The desert peoples have benefited little from mineral exploitation—perhaps indeed the reverse. The decline in nomadic pastoralism, started by pacification, has been accelerated by changing economic conditions and official settlement policies (for nomads are administratively inconvenient). Widespread environmental degradation further encourages the drift of nomads to oases and towns, with resultant overcrowding and poverty. High wages in the oil fields attract labour but disrupt traditional life, and the jobs are relatively few and impermanent. Of the traditional desert products—animal skins and wool, surplus fruits, salt—only dates (particularly the daglet nour of the northern oases) retain much commercial importance. Industrial occupations to relieve growing unemployment have as yet made little progress.

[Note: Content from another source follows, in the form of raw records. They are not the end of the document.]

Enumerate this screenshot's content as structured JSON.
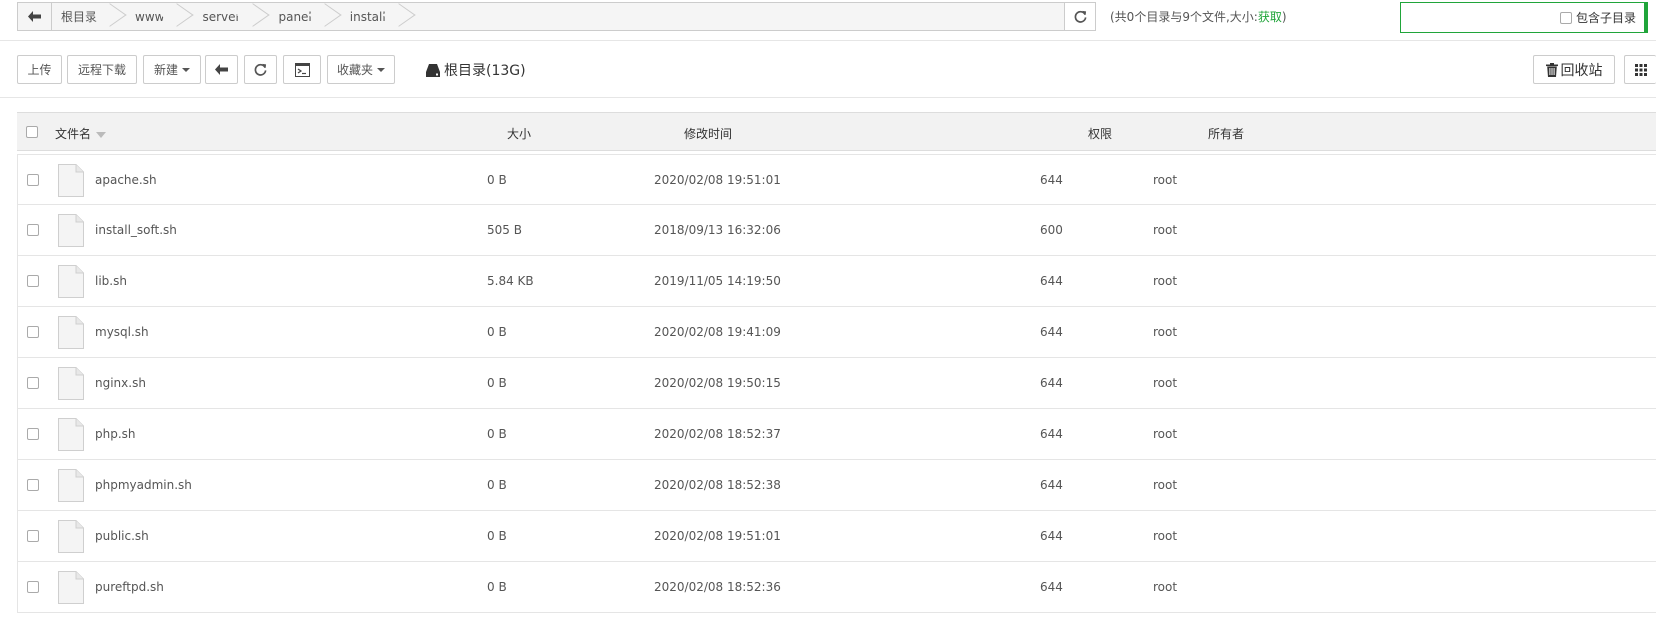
{
  "path": {
    "crumbs": [
      "根目录",
      "www",
      "server",
      "panel",
      "install"
    ]
  },
  "counts": {
    "text": "(共0个目录与9个文件,大小:",
    "get_label": "获取",
    "close": ")"
  },
  "search": {
    "placeholder": "",
    "include_subdir_label": "包含子目录"
  },
  "toolbar": {
    "upload": "上传",
    "remote_download": "远程下载",
    "new": "新建",
    "favorites": "收藏夹",
    "disk_label": "根目录(13G)",
    "recycle_bin": "回收站"
  },
  "table": {
    "headers": {
      "name": "文件名",
      "size": "大小",
      "mtime": "修改时间",
      "perm": "权限",
      "owner": "所有者"
    },
    "rows": [
      {
        "name": "apache.sh",
        "size": "0 B",
        "mtime": "2020/02/08 19:51:01",
        "perm": "644",
        "owner": "root"
      },
      {
        "name": "install_soft.sh",
        "size": "505 B",
        "mtime": "2018/09/13 16:32:06",
        "perm": "600",
        "owner": "root"
      },
      {
        "name": "lib.sh",
        "size": "5.84 KB",
        "mtime": "2019/11/05 14:19:50",
        "perm": "644",
        "owner": "root"
      },
      {
        "name": "mysql.sh",
        "size": "0 B",
        "mtime": "2020/02/08 19:41:09",
        "perm": "644",
        "owner": "root"
      },
      {
        "name": "nginx.sh",
        "size": "0 B",
        "mtime": "2020/02/08 19:50:15",
        "perm": "644",
        "owner": "root"
      },
      {
        "name": "php.sh",
        "size": "0 B",
        "mtime": "2020/02/08 18:52:37",
        "perm": "644",
        "owner": "root"
      },
      {
        "name": "phpmyadmin.sh",
        "size": "0 B",
        "mtime": "2020/02/08 18:52:38",
        "perm": "644",
        "owner": "root"
      },
      {
        "name": "public.sh",
        "size": "0 B",
        "mtime": "2020/02/08 19:51:01",
        "perm": "644",
        "owner": "root"
      },
      {
        "name": "pureftpd.sh",
        "size": "0 B",
        "mtime": "2020/02/08 18:52:36",
        "perm": "644",
        "owner": "root"
      }
    ]
  },
  "colors": {
    "accent": "#20a53a",
    "border": "#cccccc",
    "header_bg": "#f2f2f2"
  },
  "icons": [
    "arrow-left-icon",
    "refresh-icon",
    "terminal-icon",
    "hdd-icon",
    "trash-icon",
    "grid-icon",
    "file-icon"
  ]
}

In the early 21st century, renewable energy projects, particularly those focusing on wind- and solar-generated power, continued to be under development and had the potential to provide enough energy to allow countries in the region to manufacture and process goods locally, which would be a boon to their economies. However, renewable energy projects were hampered by factors such as the harsh desert climate, a lack of water for operating and maintaining equipment, the overall exorbitant costs involved in such an undertaking, and security issues. Tourism has grown considerably since the mid-20th century, although the difficulties of transport and of providing accommodations have largely limited it to the Sahara’s fringes.

Transportation

Traditionally, travel in the Sahara was by camel caravan and was slow, arduous, and dangerous. To the hazards of losing the way, excessive heat, stifling sandstorms, and death by starvation—or more probably thirst—were added those of attack by raiders. Despite all this, trans-Saharan trade along caravan routes linking oases has persisted from very early times. Most of the principal routes were west of the Tibesti Mountains and tended to shift somewhat over time, although the easternmost of these—which ran northward from Lake Chad to Bilma (now in Niger) and through the Fezzan region to Tripoli—was used continuously through the centuries. East of the Tibesti Mountains oases are few, but the darb al-arbaʿīn (“road of the forty [days]”), west of the Nile, was a former slave route. Gold, ivory, slaves, and salt were major items of trade in the earlier days, but today camel caravans have almost ceased, except for a residual trade in salt from Mount Ijill, Bilma, and Taoudenni, Mali. The main routes remain in use, however, by specially equipped motor trucks, often traveling in convoys. Modern highways have been extended farther along the ancient trade routes into the desert. Off of the main routes a network of recognized tracks are motorable, with care; but in the open desert four-wheel drive is virtually essential, with at least two vehicles, ample spares, and large emergency supplies of fuel, food, and water—particularly in summer, when special regulations apply to all travelers. In large areas maps are inadequate, and navigational methods may be necessary.

To supplement ground travel, numerous international air services cross the Sahara on scheduled flights, while local services link the main inhabited centres to one another. Development of railways has been limited.